Conversão
Verdadeira & Falso
Charles
G. Finney - Editado e parafraseado por Melody Green & Martin Bennet
"Mas
agora, todos vocês que acendem fogos e fornecem tochas acesas, vão, caminhem à
luz de seus fogos e das tochas que você acendeu. Isto é o que você receberá de
minha mão: você se deitará em tormento." (Isaías 50:11 - NVI)
“Todos
vós que acendeis fogo e vos cingis com faíscas, andai entre as labaredas do
vosso fogo e entre as faíscas que acendestes; isso vos vem da minha mão, e em
tormentos jazereis.” (Isaías 50:11 - ARC)
Podemos
ver neste versículo que o profeta estava falando para aqueles que se diziam
religiosos e que se lisonjeavam com a ideia de que estavam em estado de
salvação. Mas, na verdade, a esperança deles era apenas o fogo de suas próprias
tochas criadas por eles mesmos. Antes de continuar discutindo o assunto da
conversão verdadeira e falsa, quero dizer que só será útil para aqueles que
forem honestos em aplicá-lo a si mesmos. Se você espera ganhar alguma coisa com
o que vou dizer, deve decidir fazer uma aplicação fiel disso pessoalmente. Seja
tão honesto como se pensasse que agora estaria diante do Senhor. Se você fizer
isso, espero ajudá-lo a descobrir seu verdadeiro estado com o Senhor. Se agora
você está enganado, espero direcioná-lo para o verdadeiro caminho da salvação.

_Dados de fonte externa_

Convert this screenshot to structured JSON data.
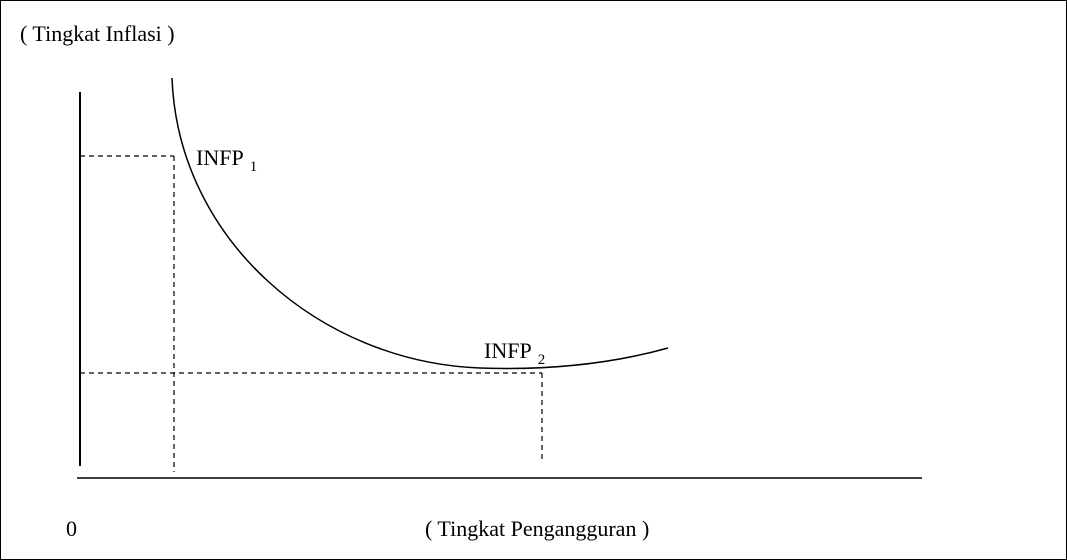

Mas se você não for honesto, pretendo mostrar a diferença entre conversão
verdadeira e falsa na seguinte ordem:
I. Mostrar que o estado
natural do homem é um estado de puro egoísmo.
II. Mostrar que o caráter
do cristão é benevolente. Ou seja, escolhe a felicidade dos outros.
III. Mostrar que o novo
nascimento em Cristo Jesus consiste em uma mudança do egoísmo para a
benevolência.
IV. Aponte algumas áreas
em que santos e pecadores, ou verdadeiros e falsos convertidos, são iguais - e
algumas áreas em que são diferentes.
V. Responder algumas
perguntas.
VI. Concluir com algumas
observações.
I.
O estado natural do homem, ou a maneira como todos os homens são antes da
conversão, é egoísmo puro e sem mistura.
O
egoísmo é colocar sua própria felicidade em primeiro lugar e buscar o seu
próprio bem porque é para seu benefício. Quem é egoísta coloca sua própria
felicidade acima de outras coisas de maior valor, como a glória de Deus e o bem
de todo o universo. É óbvio que todas as pessoas antes da conversão estão neste
estado. Quase todo mundo sabe que as pessoas lidam umas com as outras com base
no princípio do egoísmo. Se alguém negligenciar isso e tentar tratar os outros
como se não fossem egoístas, será considerado um tolo.
II.
O caráter de um cristão é o da benevolência.
Benevolência
é amar a felicidade dos outros, ou melhor, escolher a felicidade dos outros.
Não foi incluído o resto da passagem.